Stanley began with a basic definition of what OT consists of in practice, which was articulated as “computers that control or monitor physical things.” This was followed by a look into the current trends driving cyber-risks. Stanley believes that organizations are facing a “perfect storm,” consisting of three things: an increase in attack surface area, increasingly “motivated, sophisticated and increasingly destructive” adversaries who are going after OT systems and multiple organizations that have little visibility into their OT risk nor a sufficient understanding of their OT assets.

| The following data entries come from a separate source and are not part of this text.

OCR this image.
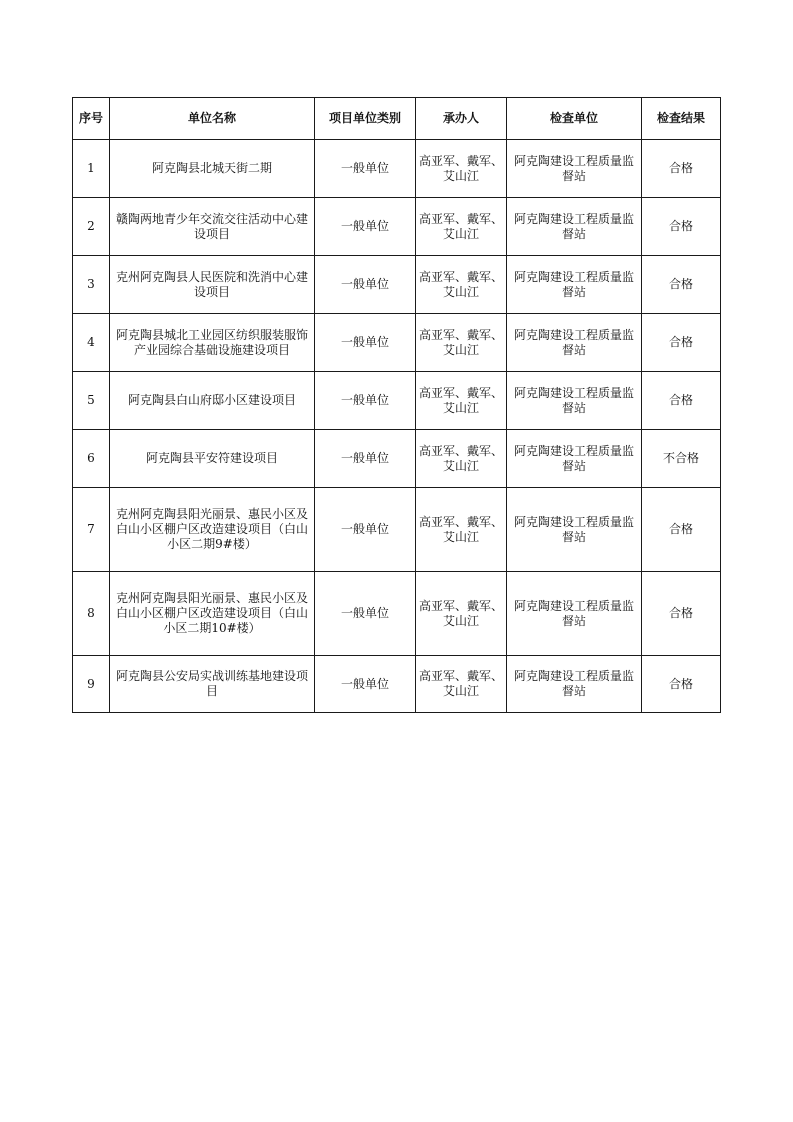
序号	单位名称	项目单位类别	承办人	检查单位	检查结果
1	阿克陶县北城天街二期	一般单位	高亚军、戴军、艾山江	阿克陶建设工程质量监督站	合格
2	赣陶两地青少年交流交往活动中心建设项目	一般单位	高亚军、戴军、艾山江	阿克陶建设工程质量监督站	合格
3	克州阿克陶县人民医院和洗消中心建设项目	一般单位	高亚军、戴军、艾山江	阿克陶建设工程质量监督站	合格
4	阿克陶县城北工业园区纺织服装服饰产业园综合基础设施建设项目	一般单位	高亚军、戴军、艾山江	阿克陶建设工程质量监督站	合格
5	阿克陶县白山府邸小区建设项目	一般单位	高亚军、戴军、艾山江	阿克陶建设工程质量监督站	合格
6	阿克陶县平安符建设项目	一般单位	高亚军、戴军、艾山江	阿克陶建设工程质量监督站	不合格
7	克州阿克陶县阳光丽景、惠民小区及白山小区棚户区改造建设项目（白山小区二期9#楼）	一般单位	高亚军、戴军、艾山江	阿克陶建设工程质量监督站	合格
8	克州阿克陶县阳光丽景、惠民小区及白山小区棚户区改造建设项目（白山小区二期10#楼）	一般单位	高亚军、戴军、艾山江	阿克陶建设工程质量监督站	合格
9	阿克陶县公安局实战训练基地建设项目	一般单位	高亚军、戴军、艾山江	阿克陶建设工程质量监督站	合格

The discussion then focused on the impact of OT on business risk, with Stanley stressing the importance of building OT networks that interface effectively with IT and outlining the need for good network segmentation and a DMZ. The emphasis of the conversation then shifted to the need for effective recruitment of personnel with relevant expertise, a challenging endeavor, especially recruiting individuals who have an intuitive understanding of both the OT and IT worlds.
Towards the end of the session, the roundtable centered around the significant issues with measuring OT risk and the need to address this holistically, with considerations of how best to combine quantitative and qualitative methodologies to provide a complete picture when assessing and understanding OT risk.
The main point of agreement in the session came when discussing best practices for raising awareness of OT risk, with the audience agreeing that organizations need an “inclusive mechanism of understanding OT” from the “bottom-up.” The primary mechanism suggested was the “power of story,” which could help articulate the full extent of OT system risks in an effective and captivating way. The room believed this could help significantly in educating personnel and businesses and that this approach could also be strengthened by including prominent OT security incidents, illuminating the need for a robust OT cyber incident response process through narrative to avoid reputational damage, manufacturing loss, share value loss and any impact on the local community.